DATED:  JANUARY 24, 2012


      The Senate Judiciary Committee reports favorably Senate Bill No. 1.

      This bill, titled the “Marriage Equality and Religious Exemption Act,” would recognize same-sex marriage in the State.  It would no longer permit same-sex civil unions, first sanctioned with the enactment of P.L.2006, c.103 (C.37:1-28 et al.), and all previously sanctioned civil unions would be deemed to be marriages.  It would also establish that religious figures and organizations are not required to solemnize or provide goods, space, or services for any marriage in violation of their religious beliefs; such religious exemptions are intended to uphold the constitutionally protected free exercise of religion in this State.
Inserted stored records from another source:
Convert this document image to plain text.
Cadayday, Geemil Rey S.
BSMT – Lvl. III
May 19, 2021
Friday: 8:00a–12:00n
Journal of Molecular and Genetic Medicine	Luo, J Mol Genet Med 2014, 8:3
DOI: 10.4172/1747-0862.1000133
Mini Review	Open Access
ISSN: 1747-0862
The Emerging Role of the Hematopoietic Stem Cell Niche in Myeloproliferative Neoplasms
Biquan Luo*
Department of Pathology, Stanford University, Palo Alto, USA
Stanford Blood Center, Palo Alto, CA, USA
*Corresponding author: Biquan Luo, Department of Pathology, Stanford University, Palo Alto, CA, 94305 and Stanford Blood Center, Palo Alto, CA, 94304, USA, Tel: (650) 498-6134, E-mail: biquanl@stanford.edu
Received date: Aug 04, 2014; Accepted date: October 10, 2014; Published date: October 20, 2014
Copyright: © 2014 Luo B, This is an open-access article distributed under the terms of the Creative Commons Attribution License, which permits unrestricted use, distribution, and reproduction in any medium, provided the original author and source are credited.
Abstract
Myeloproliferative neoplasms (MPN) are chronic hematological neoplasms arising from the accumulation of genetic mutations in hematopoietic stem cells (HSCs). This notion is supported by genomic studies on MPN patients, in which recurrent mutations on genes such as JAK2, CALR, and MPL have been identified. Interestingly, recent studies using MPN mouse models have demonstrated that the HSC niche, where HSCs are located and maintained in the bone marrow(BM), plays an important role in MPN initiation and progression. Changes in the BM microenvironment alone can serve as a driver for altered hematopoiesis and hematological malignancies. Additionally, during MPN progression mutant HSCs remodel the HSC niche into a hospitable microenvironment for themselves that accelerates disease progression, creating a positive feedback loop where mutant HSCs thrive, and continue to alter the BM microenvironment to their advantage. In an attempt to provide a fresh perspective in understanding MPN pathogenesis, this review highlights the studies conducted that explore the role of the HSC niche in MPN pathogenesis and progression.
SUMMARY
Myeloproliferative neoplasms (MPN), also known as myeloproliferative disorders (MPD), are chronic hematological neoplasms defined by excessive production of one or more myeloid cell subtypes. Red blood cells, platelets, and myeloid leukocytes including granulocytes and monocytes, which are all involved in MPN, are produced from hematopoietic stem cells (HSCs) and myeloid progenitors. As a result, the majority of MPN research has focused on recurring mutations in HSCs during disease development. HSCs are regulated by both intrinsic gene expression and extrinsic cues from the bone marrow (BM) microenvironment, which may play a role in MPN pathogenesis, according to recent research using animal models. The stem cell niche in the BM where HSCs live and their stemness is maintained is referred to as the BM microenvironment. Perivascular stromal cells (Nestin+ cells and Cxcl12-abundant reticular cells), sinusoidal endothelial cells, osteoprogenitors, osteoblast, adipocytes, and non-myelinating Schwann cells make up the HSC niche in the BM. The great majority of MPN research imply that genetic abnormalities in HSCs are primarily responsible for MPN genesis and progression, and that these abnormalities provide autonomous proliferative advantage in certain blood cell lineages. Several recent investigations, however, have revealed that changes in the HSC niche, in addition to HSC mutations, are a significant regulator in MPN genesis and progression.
      Under the bill, marriage is defined as “the legally recognized union of two consenting persons in a committed relationship.”  The bill further provides that whenever the term “marriage” occurs or the term “man,” “woman,” “husband,” or “wife” occurs in the context of marriage, or any reference is made thereto in any law, statute, rule, regulation, or order, the same would be deemed to mean or refer to the union of two persons pursuant to the bill.           

      The State would no longer permit civil unions to be established beginning on the effective date of the bill, which is the 60th day following enactment.  All partners in civil unions previously established under P.L.2006, c.103 (C.37:1-28 et al.), who have not moved to dissolve their civil union, would be deemed married upon the bill taking effect, and any civil union licenses and certificates issued on their behalf would be deemed to be marriage licenses and certificates.

      Although automatically deemed married, the bill provides that the partners from a previously recognized civil union could apply for a marriage license, subject to applicable marriage licensing laws, and solemnize their marriage at any time.  The partners would receive their license immediately, without the usual 72-hour waiting period between application for the license and its issuance.           

      The bill updates statutory language concerning the authority to solemnize marriages, set out in R.S.37:1-13.  Currently, this section of law authorizes “every minister of every religion” to solemnize marriages.  The bill would change this phrase to “every member of the clergy of every religion.”

      Concerning the constitutional guarantees of the free exercise of religion, the bill proclaims it is the intent of the Legislature that the bill be interpreted consistently with those guarantees as provided by the First Amendment to the United States Constitution and Article I, paragraph 4 of the New Jersey Constitution.

      The bill specifically provides that no member of the clergy of any religion authorized to solemnize marriage and no religious society, institution, or organization in this State would be required to solemnize any marriage in violation of the free exercise of religion.  The bill also provides that no religious society, institution, or organization in this State serving a particular faith or denomination would be compelled to provide space, services, advantages, goods, or privileges related to the solemnization, celebration, or promotion of a marriage, if doing so is in violation of its religious beliefs.  No civil claim or cause of action against that religious society, institution, or organization, or any employee thereof, would arise out of any refusal to provide space, services, advantages, goods, or privileges.  Further, no State action to penalize or withhold benefits from the religious society, institution, or organization, or any employee thereof, would result from any refusal.

      As stated in the bill, none of the bill’s provisions would be construed to limit the effect of section 2 of P.L.1979, c.428 (C.18A:35-4.7), concerning the removal of students from certain educational activities.  That section of law permits a parent or guardian, upon presenting a signed statement to a school principal, to have any child excused from any portion of a course in health, family education, or sex education that is in conflict with the parent’s or guardian’s conscience, or sincerely held moral or religious beliefs.

      Finally, the bill repeals section 94 of P.L.2006, c.103 (C.37:1-36), which established the New Jersey Civil Union Review Commission.  The main function of the commission, to evaluate the operation and effectiveness of the State’s previous recognition of civil unions rather than marriage, is obviated by the bill.  The bill, therefore, abolishes the commission with the repealer.